つまり、ヒーロー『デク』の始まりとさえ言える大事なイベントなのだ。
見逃すという選択肢は存在しない。必ず鑑賞せねば!
「ただなー。ちゃんと起きるかな、アレ……」
本来あるべき原作の流れが、オレという異物が介入したことで変化を起こしたのは先程目にした通りだ。緑谷はクラスメイト全員から嘲笑されたりせず、爆豪から『ワンチャンダイブ』の言葉を貰うことも無かった。
肉体も八割がた原作に近づいているし、今の緑谷であれば『個性が無くてもヒーローはできるって証明してみせるよ』って言い出しかねない感じもする。
それくらい、結構前向きになってるんだ。
それ自体は全然いいんだけどさ。その結果原作エピソードが起きないのはかなり不味い。いや、マジで……。

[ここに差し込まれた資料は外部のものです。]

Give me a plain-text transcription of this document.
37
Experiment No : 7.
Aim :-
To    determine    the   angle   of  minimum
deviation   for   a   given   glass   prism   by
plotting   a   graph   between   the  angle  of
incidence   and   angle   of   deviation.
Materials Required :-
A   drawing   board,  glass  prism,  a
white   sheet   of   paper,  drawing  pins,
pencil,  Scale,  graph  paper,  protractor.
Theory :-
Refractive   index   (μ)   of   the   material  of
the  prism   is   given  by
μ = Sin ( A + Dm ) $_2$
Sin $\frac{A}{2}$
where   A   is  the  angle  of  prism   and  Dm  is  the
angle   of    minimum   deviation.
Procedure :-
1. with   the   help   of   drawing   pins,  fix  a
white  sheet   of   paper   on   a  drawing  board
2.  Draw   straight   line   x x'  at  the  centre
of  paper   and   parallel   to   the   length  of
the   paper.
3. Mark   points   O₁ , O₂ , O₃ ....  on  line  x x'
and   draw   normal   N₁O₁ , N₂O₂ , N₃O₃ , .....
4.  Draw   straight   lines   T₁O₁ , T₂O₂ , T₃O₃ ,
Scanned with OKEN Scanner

大丈夫だよな? オレ、やりすぎたなんてことないよな?
「――ん?」
などと考えていると、目の前に何かが落下してきた。
「……アレ? これって……」
落ちてきたものに視線を落とせば、それはペットボトルだった。
ラベルは炭酸飲料ではあるものの、中身はそれとは程遠い下水道の泥みたいな色をしている。更には、スライムボールについてるような簡素な目玉が二つ……。
なんか、凄く見覚えあるんですが……?
「もしかして、オレってかなりヤバい状況か?」
などと漏らした瞬間だ。
ペットボトルが音を立てて破裂する。
そして、『Sサイズの隠れ蓑ッ!!』と気持ちの悪い雄たけびを上げながら、ヘドロが津波のように押し寄せてきた。個性を使う暇もない一瞬のことで、大した抵抗も出来ないままオレはヘドロヴィランに取り込まれるのだった。